Did you or someone you love play music as a child? If so, you know first hand about how music enriches the lives of children. Here are just a few things we know about the positive impacts of music education:
- Music encourages students to stay in school
- Music helps children understand the multicultural world in which we live
- Music builds self-esteem
- Music contributes to higher test scores by providing core lessons in many subjects:
Music is a Science
Music requires research. It is specific and demands exact acoustics. For instance, a conductor’s full score is a chart or graph, indicating frequencies, intensities, volume changes, melody, and harmony all at once and with exact control of time.
Music is Mathematical
It is rhythmically based on the subdivisions of time into fractions, which must be done instantaneously.
Music is a Foreign Language
The semantics of music is the most complete and universal language. Most of the terms are in Italian, German, or French. The language of music also incorporates notations, which represent a highly developed form of shorthand, using symbols to represent ideas.
Music is History
Music often reflects the environment and times of its creation. From music, children learn lessons about historical events, as well as the ethnic and cultural heritage reflected in the piece.
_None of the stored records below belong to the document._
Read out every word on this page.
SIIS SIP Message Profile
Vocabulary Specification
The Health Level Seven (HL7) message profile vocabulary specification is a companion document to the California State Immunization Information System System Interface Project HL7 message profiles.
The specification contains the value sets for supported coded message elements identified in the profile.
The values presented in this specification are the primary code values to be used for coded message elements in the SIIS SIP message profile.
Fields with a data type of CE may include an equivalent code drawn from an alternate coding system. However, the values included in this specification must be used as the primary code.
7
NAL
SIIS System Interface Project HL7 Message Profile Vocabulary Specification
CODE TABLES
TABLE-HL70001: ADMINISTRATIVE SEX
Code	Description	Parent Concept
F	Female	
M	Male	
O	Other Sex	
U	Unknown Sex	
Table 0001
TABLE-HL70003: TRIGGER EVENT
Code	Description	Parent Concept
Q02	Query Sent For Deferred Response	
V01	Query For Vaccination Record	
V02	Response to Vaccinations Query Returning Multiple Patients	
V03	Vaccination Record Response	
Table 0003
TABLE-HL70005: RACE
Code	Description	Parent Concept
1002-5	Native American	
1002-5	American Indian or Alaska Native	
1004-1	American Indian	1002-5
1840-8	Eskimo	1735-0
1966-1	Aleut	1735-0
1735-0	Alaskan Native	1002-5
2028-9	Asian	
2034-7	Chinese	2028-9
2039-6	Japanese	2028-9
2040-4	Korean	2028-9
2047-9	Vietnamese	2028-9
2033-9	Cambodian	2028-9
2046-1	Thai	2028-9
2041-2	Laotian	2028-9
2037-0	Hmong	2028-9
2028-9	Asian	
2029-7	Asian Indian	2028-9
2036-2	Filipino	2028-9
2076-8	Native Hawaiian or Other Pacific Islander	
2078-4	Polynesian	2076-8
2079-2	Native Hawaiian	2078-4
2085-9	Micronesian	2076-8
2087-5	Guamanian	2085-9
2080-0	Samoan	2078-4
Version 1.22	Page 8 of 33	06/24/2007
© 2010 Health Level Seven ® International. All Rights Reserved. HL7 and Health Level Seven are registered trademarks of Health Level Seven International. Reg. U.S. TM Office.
Music is Physical Education
It requires fantastic coordination of fingers, hands, arms, lip, cheek, and facial muscles. Children who play music also show extraordinary control of the diaphragmatic, back, stomach, and chest muscles, which respond instantly to sounds heard by the ear and interpreted by the mind
Music is Art
It develops insight and creates emotion. Through music, children learn to share their humanism, express thoughts and feelings, and contribute to the infinite and collective spirit we call “life.”